Guide · Rate Limiting

MCP server rate limiting

Rate limiting an MCP server is different from rate limiting a stateless REST API because MCP sessions are stateful. Each session starts with an initialize handshake and may make dozens or hundreds of tool calls across its lifetime. Rate limits can apply at three different layers: connection rate (how many new sessions a caller can open per minute), tool call rate (how many tool calls within a session), and per-tool budget (specific expensive tools have their own limits). The wrong layer is session-level HTTP 429 for every tool call — that terminates the session and forces a full re-initialize, which is expensive for the client. The right approach depends on what you are protecting.

TL;DR

Limit new session creation at the HTTP layer with a per-identity token bucket (HTTP 429 before initialize is processed). Limit tool calls within a session at the tool handler level — return an isError: true result with a rate-limit message rather than throwing, so the session stays alive. Use different limits for expensive tools (those that call external APIs or do heavy computation) versus cheap tools. Log limit hits in structured logs with the tool name and caller identity. Alert when the hit rate exceeds 5% of calls — that signals either a misconfigured client or a limit that is too tight.

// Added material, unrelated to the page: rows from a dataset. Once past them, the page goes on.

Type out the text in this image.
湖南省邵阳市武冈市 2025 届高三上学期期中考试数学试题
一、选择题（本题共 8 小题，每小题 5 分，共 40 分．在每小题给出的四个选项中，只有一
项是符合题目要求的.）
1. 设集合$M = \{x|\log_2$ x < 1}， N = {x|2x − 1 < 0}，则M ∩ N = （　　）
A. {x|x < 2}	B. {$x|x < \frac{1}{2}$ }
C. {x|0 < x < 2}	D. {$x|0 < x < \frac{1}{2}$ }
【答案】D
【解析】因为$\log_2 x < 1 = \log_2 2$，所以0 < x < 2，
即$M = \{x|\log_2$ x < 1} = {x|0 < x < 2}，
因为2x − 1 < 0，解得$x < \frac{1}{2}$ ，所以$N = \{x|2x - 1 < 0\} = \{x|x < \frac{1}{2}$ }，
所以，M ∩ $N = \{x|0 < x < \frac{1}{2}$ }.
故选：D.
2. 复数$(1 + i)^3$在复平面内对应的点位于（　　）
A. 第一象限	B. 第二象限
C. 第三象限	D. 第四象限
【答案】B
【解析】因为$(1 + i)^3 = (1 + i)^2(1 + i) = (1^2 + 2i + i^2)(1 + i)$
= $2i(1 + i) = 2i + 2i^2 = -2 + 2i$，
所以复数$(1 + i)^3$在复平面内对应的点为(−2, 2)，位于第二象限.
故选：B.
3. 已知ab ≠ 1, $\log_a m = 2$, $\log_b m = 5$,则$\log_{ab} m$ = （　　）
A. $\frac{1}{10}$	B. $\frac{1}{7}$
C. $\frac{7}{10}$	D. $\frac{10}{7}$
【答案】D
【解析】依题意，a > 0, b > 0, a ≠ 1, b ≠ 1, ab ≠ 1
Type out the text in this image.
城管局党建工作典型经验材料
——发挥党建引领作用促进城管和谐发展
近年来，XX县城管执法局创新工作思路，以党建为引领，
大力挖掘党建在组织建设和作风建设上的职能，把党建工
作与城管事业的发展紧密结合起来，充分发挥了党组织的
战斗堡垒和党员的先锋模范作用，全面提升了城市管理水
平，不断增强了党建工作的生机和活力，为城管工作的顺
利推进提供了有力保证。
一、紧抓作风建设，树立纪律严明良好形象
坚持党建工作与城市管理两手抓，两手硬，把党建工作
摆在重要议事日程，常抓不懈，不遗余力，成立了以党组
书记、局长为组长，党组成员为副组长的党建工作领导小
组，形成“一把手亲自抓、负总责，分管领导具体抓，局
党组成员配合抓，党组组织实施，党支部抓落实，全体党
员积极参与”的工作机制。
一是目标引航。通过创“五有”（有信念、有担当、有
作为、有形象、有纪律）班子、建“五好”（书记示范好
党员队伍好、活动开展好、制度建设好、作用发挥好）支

What to rate limit and where

Layer	What it limits	Where to enforce	Error returned
Connection rate	New sessions per minute per identity	HTTP middleware, before `initialize`	HTTP 429
Concurrent sessions	Maximum open sessions per identity	HTTP middleware	HTTP 429
Tool call rate	Tool calls per minute within a session	Tool handler or server middleware	`isError: true` result
Per-tool budget	Calls to a specific expensive tool	Inside that tool's handler	`isError: true` result

The distinction between HTTP 429 (before the session) and isError: true (inside the session) is critical. HTTP 429 terminates the connection — the client must start a new session, including a new initialize handshake. An isError: true tool result means the tool call was rate limited but the session is still alive — the client can retry after a delay, try a different tool, or back off. Use HTTP 429 only at the session creation boundary. Use isError: true for in-session limits.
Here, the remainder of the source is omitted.